Building operations—that is, the continual activities and processes required to manage and maintain buildings—are responsible for approximately 30% of global energy use and 26% of carbon dioxide (CO₂) emissions. Technological pathways for conserving energy and reducing carbon emissions in building operations, the development of disruptive technologies in this field, and the synergy of low-carbon technologies among the building, transportation, industry, and energy sectors have become global research frontiers. Substantial reductions in operational carbon emissions are expected to transform building construction, operation, maintenance, and repair, driving revolutionary changes across the industry.

This special issue aims to promote the advancement of the carbon-neutrality concept and technologies in building operations worldwide; it covers topics such as building envelopes and materials, optimized energy system design for buildings, and flexible energy control for demand-side management. A total of six papers have been accepted after a rigorous peer-review process. The main contents and contributions of each paper are introduced below.

The article “Ecological pathway to achieve carbon neutrality in China’s building sector” proposes a comprehensive ecological development pathway toward carbon neutrality. Key strategies include managing building stock, increasing energy efficiency, promoting electrification, implementing photovoltaic energy-storage direct-current flexibility (PEDF) buildings, decarbonizing heating systems, and advancing new rural energy systems. This study provides valuable recommendations for policymakers and insightful guidance for future research and engineering practices.

Innovations in building envelopes and materials are crucial for reducing energy demand. The review titled “Excellent insulation vacuum glazing for low-carbon buildings: Fabrication, modeling, and evaluation” systematically evaluates vacuum glazing and composite structures, detailing material selection, fabrication methods, research approaches, and performance assessments. It identifies future trends and provides directions for theoretical research and industry applications.
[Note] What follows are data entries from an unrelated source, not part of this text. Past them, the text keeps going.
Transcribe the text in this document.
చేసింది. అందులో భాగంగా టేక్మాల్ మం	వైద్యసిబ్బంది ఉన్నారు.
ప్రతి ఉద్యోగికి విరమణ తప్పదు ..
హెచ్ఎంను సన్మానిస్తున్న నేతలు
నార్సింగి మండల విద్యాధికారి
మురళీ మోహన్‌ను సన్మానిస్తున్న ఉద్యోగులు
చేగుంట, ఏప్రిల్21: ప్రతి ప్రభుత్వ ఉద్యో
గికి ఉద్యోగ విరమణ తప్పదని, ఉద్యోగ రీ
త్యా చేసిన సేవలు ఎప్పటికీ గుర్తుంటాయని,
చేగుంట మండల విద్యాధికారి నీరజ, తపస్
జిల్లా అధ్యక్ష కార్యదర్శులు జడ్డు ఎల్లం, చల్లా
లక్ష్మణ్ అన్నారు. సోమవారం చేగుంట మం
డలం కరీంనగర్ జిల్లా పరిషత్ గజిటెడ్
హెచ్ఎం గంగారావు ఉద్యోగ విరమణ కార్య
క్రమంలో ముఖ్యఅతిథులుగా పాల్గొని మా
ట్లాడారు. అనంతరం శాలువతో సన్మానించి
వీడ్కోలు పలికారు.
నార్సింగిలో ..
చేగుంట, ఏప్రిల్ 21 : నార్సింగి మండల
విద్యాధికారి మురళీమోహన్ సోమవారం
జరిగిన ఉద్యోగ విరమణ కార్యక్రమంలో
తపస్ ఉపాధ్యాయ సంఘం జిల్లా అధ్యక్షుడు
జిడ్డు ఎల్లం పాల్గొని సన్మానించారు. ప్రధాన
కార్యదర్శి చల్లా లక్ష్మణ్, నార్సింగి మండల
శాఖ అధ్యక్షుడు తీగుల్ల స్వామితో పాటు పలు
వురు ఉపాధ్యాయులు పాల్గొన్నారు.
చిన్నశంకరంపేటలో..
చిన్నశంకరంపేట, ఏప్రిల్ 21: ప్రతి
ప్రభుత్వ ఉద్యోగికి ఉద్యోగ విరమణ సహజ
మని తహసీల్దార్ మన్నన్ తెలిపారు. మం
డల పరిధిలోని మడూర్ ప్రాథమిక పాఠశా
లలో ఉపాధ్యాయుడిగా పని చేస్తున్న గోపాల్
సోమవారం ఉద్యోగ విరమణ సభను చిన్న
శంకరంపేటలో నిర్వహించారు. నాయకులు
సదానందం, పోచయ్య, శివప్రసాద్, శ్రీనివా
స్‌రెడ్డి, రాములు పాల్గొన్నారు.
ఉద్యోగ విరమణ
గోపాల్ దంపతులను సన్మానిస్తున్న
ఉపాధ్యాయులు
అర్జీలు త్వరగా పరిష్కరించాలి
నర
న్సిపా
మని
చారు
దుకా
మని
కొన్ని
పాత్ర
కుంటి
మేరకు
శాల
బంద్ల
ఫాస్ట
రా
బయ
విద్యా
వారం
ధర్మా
Optimized energy system design and equipment selection for buildings ensure precise energy supply–demand matching, thereby improving occupant comfort and achieving building energy sufficiency and efficiency. The article “Indoor thermal environment improvement based on switchable radiation/convection-combined intermittent heating: Comparison between conventional terminals and an integrated novel terminal” proposes a switchable convective–radiant heating method for floor heating and fan coils that enables a rapid thermal response and improved thermal comfort, demonstrating substantial potential for energy conservation.

Leveraging building flexibility can effectively address power fluctuations due to intermittent and uncertain renewable energy sources. The article “Optimal scheduling and on-the-fly flexible control of integrated energy systems for residential buildings considering photovoltaic prediction errors” introduces a cross-timescale control framework to manage residential building flexibility in integrated energy systems. This framework involves solar irradiance forecasting, day-ahead energy storage scheduling, and intra-day heat pump control. The effectiveness of the method is validated through case studies.

The article “Risk-aware optimal dispatch of resource aggregators integrating NGBoost-based probabilistic renewable forecasting and bi-level building flexibility engagements” presents a risk-aware dispatch strategy that integrates probabilistic renewable energy forecasts with bi-level building flexibility management. Chance-constrained programming is utilized to maintain the resource aggregator’s supply–demand balance and manage operational risks effectively. The results demonstrate mutual benefits, including a 13% load reduction, increased profitability, and a 3% reduction in carbon emissions.

The article “Decarbonization of building operations with adaptive quantum-computing-based model predictive control” proposes an adaptive quantum approximate optimization-based model predictive control strategy for energy management in buildings with battery storage and renewable generation systems. The application of this strategy at the Cornell University campus resulted in a 41.2% reduction in carbon emissions, highlighting significant potential for energy efficiency and decarbonization.

We sincerely thank all the authors for their valuable contributions and extend our gratitude to all the reviewers and guest editors. We also thank Dr. Shan Hu of Tsinghua University, who contributed greatly to the organization of this special issue. We hope this special issue fosters further research and engineering advancements toward building carbon neutrality.